さらに、協力会社さんとのネットワークを広げ、業界全体で人材と技術を支え合う体制をつくることも重要です。老朽化と人材不足という二つの大きな課題に立ち向かうには、一社だけでなく業界全体で力を合わせる必要があります。
グループ参画がもたらした変化と広がる可能性
──株式会社陵南は現在、リライフメンテホールディングスの一員として事業を展開されています。グループに参画された当初のお気持ちをお聞かせください。
明石氏:
最初にお話をいただいたときは、不安がなかったわけではありません。「今までのやり方が大きく変わってしまうのではないか」「陵南の伝統が失われるのではないか」「本当に支援していただけるのか」「『支援しますよ』というのが単なるメッセージで終わってしまうのではないか」と思っていました。
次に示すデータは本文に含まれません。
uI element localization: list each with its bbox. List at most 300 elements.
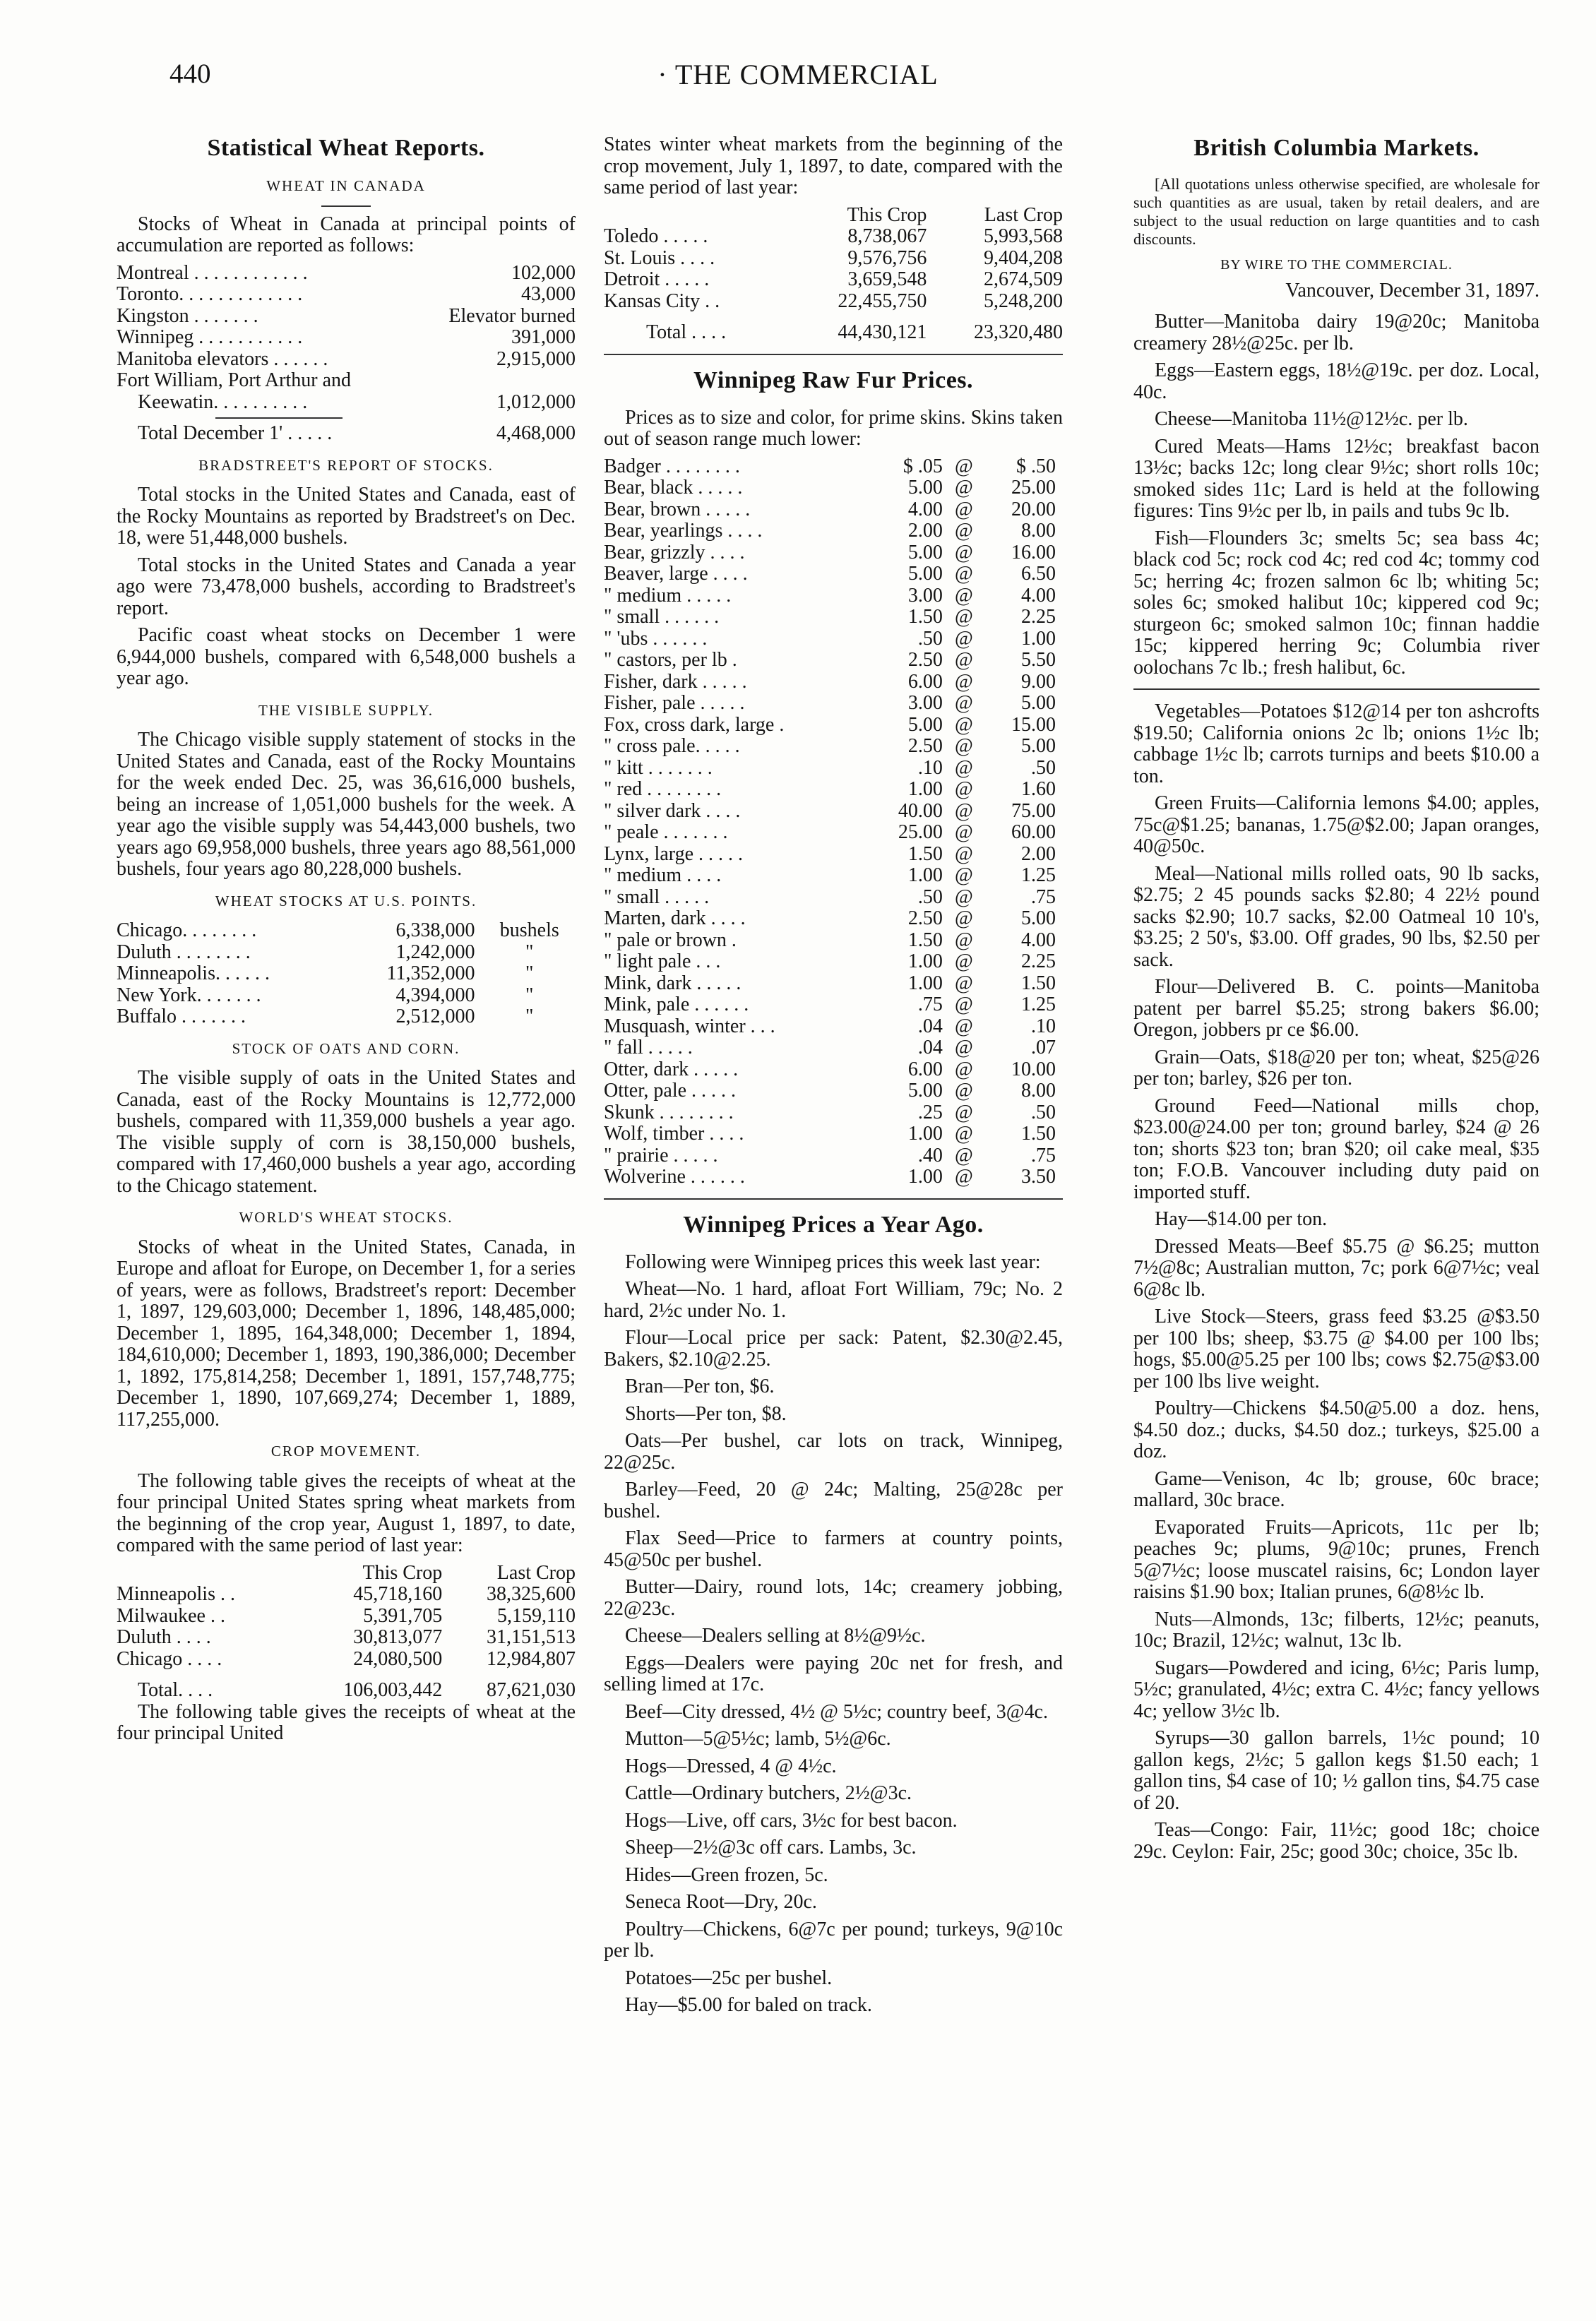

ですが4月のグループ入り以降、陵南の今まで積み上げてきたものや事業に対する考え方を尊重していただいた上で、当社の課題であった事業進捗の見える化、業績数値のタイムリーな把握、人材採用支援、ホームページの改修に具体的かつ迅速に着手していただきました。実際に人材の採用という結果につながっており、言葉だけでなく、結果が出たことで、「事業を発展させていけるのではないか」という期待に変わっていきました。
──今後の事業を発展させていく上で、重要な分野は何でしょうか?
明石氏:
グループ入りして最も大きな可能性を秘めている分野としては、施工能力の拡大、強化があると考えています。先ほども述べたように現場の人手不足は深刻であり、リライフメンテホールディングスとはその大きな課題を共有し、施工能力の拡大、強化の取り組みに向けた議論を行いました。その結果、ホールディングスによる新たな送電工事会社の探索および面談の実施、グループ会社であるinfratからの基礎工事業者の紹介、さらにこちらもグループ会社である平世美装における外国人職人採用の横展開などなど、今まで自社では到底できなかった取り組みがリライフメンテホールディングスグループ入りすることにより開始できました。すべてが短期間で結果につながってはいませんが、当社の将来の成長に対して大きな手応えを感じています。
──従業員の方たちの受け止め方はいかがですか。
明石氏:
少しずつではありますが、従業員の意識が変わってきていると感じます。会社を良くするために、まだまだやることがあるのだと実感しているのではないでしょうか。リライフメンテホールディングスの他のメンバーも「グループの一員ですよ」という接し方を現場の社員にしてくれており、それが意識の変化につながっていると思います。
私自身も、子会社というよりはグループの一員として、一段上を目指したい、目指せるのではないかと感じ始めています。また、協力会社との関係強化にも積極的に取り組んでもらっており、協力会社の社長もリライフメンテホールディングスの目指すビジョンを理解してくださっている。その結果、より一層の関係強化が図れると感じています。
──グループ参画でかなりメリットがあったのですね。他にも何かグループに期待することなどはありますか。
明石氏:
現在の取り組み以外にも、安全対策の強化やコンプライアンス対応については、グループの支援をお願いしたいと考えています。変化が起き始めている今の勢いを加速させるために、引き続きリライフメンテホールディングスの方々と連携を密にしていきたいですね。
今では右腕・左腕を一度に得たような感覚です。経営の相談をできる仲間が増え、支えてくれる存在がいることは非常に心強いです。現場だけでなく経営面でも、一人ではできないことを助けてもらえる環境ができました。
「日本インフラ再生計画」という大きな目標を掲げているグループに加わった以上、自分たちもその一翼を担いたいと思っています。老朽化したインフラを守り、次の世代に安全な電力を引き継ぐ。その使命感を胸に、グループの仲間と力を合わせて取り組んでいきたいです。